Au premier chef figure la refondation de l’actuelle Agence européenne pour la sécurité des réseaux et de l'information (ENISA). Celle-ci sera transformée en une Agence de cybersécurité dotée d'un mandat permanent avec pour mission d’aider les États membres à prévenir efficacement les cyberattaques et à y répondre. Il s’agira notamment de veiller à la préparation de l'UE en cas d'attaques en organisant chaque année des exercices de cybersécurité paneuropéens et en assurant un meilleur partage des connaissances et des informations sur les menaces par la création de centres d'échange et d'analyse d'informations. L’agence contribuera également à la mise en œuvre de la directive sur la sécurité des réseaux et des systèmes d'information (NIS), qui impose des obligations de signalement des incidents graves aux autorités nationales. Elle devra enfin aider à créer et à appliquer le cadre de certification à l'échelle de l'UE proposé par la Commission. Comme le système d'étiquetage des produits alimentaires, de nouveaux certificats européens de cybersécurité garantiront dorénavant la fiabilité des milliards de dispositifs qui pilotent dorénavant les infrastructures critiques, telles que les réseaux d'énergie et de transport, mais aussi de nouveaux équipements grand public, tels que les voitures connectées.

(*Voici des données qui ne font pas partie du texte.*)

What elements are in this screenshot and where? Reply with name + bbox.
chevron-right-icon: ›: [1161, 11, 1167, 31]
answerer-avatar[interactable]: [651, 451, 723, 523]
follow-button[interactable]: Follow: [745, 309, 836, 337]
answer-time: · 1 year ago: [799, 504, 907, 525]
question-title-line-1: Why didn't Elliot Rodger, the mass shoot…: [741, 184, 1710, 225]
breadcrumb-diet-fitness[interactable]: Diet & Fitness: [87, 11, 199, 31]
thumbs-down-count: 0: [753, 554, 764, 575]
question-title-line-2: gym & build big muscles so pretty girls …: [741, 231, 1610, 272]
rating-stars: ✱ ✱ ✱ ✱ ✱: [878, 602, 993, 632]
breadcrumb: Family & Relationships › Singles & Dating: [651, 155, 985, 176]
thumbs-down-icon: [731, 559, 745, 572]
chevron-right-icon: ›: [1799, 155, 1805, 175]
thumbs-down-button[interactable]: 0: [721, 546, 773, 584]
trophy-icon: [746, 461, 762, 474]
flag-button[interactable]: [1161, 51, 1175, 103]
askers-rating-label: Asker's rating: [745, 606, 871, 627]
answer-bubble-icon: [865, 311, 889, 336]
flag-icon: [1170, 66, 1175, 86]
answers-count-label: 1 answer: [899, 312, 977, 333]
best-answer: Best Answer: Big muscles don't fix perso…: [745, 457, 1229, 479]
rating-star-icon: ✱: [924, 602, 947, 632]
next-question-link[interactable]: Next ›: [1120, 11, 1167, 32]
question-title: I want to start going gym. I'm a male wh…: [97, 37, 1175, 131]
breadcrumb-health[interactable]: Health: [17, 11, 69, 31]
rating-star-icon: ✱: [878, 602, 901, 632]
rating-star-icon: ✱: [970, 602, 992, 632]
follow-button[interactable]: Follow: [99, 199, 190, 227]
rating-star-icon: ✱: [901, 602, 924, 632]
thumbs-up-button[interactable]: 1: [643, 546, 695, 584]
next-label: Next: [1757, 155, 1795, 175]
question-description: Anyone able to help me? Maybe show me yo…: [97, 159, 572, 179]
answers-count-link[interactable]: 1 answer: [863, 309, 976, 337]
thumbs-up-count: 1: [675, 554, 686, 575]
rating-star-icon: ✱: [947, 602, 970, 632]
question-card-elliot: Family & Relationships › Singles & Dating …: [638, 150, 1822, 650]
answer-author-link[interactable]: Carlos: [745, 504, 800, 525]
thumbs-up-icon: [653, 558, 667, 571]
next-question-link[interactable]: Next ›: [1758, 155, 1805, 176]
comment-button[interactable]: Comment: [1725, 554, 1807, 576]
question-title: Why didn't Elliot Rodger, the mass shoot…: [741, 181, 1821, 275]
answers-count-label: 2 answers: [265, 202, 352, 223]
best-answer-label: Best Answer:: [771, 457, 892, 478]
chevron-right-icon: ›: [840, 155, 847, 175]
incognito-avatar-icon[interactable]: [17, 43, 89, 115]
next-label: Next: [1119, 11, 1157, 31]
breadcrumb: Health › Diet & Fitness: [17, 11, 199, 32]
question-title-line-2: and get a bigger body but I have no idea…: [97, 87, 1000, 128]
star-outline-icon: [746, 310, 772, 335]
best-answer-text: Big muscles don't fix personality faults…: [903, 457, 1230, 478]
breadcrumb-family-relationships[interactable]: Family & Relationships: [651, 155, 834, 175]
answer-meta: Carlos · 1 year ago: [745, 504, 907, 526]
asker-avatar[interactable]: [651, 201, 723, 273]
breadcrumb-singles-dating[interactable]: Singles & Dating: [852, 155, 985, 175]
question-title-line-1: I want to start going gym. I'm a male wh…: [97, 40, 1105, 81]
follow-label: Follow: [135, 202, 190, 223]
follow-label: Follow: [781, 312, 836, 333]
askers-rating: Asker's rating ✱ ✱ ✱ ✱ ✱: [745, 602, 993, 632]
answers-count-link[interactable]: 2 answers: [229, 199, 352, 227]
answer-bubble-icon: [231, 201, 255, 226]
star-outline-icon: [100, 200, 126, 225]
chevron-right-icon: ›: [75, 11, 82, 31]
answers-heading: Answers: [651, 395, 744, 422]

Un fond d’urgence pour assister les États membres

En plus de la refonte de l’ENISA, la Commission européenne propose la création d’un Centre européen de recherche et de compétences en matière de cybersécurité, dont une initiative pilote sera lancée dès le courant de l’année 2018. Un plan a par ailleurs été adopté dans le but de garantir une réaction rapide et concertée de l’UE en cas de cyberattaque de grande ampleur. La Commission prévoit également la possibilité de créer un fonds d’intervention pour les urgences en matière de cybersécurité. Ce fonds fournirait une aide d'urgence destinée à assister les États membres, comme le fait actuellement le mécanisme de protection civile de l'UE en cas d'incendie de forêt ou de catastrophe naturelle. Les États membres sont encouragés à intégrer la cybersécurité dans le cadre d'une «coopération structurée permanente» (CSP) et du Fonds européen de la défense afin de soutenir des projets dans le domaine de la cyberdéfense. La Commission annonce enfin que l’UE entend muscler sa réponse aux cyberattaques en mettant en œuvre un cadre pour une réponse diplomatique commune à l'égard des actes de cybermalveillance.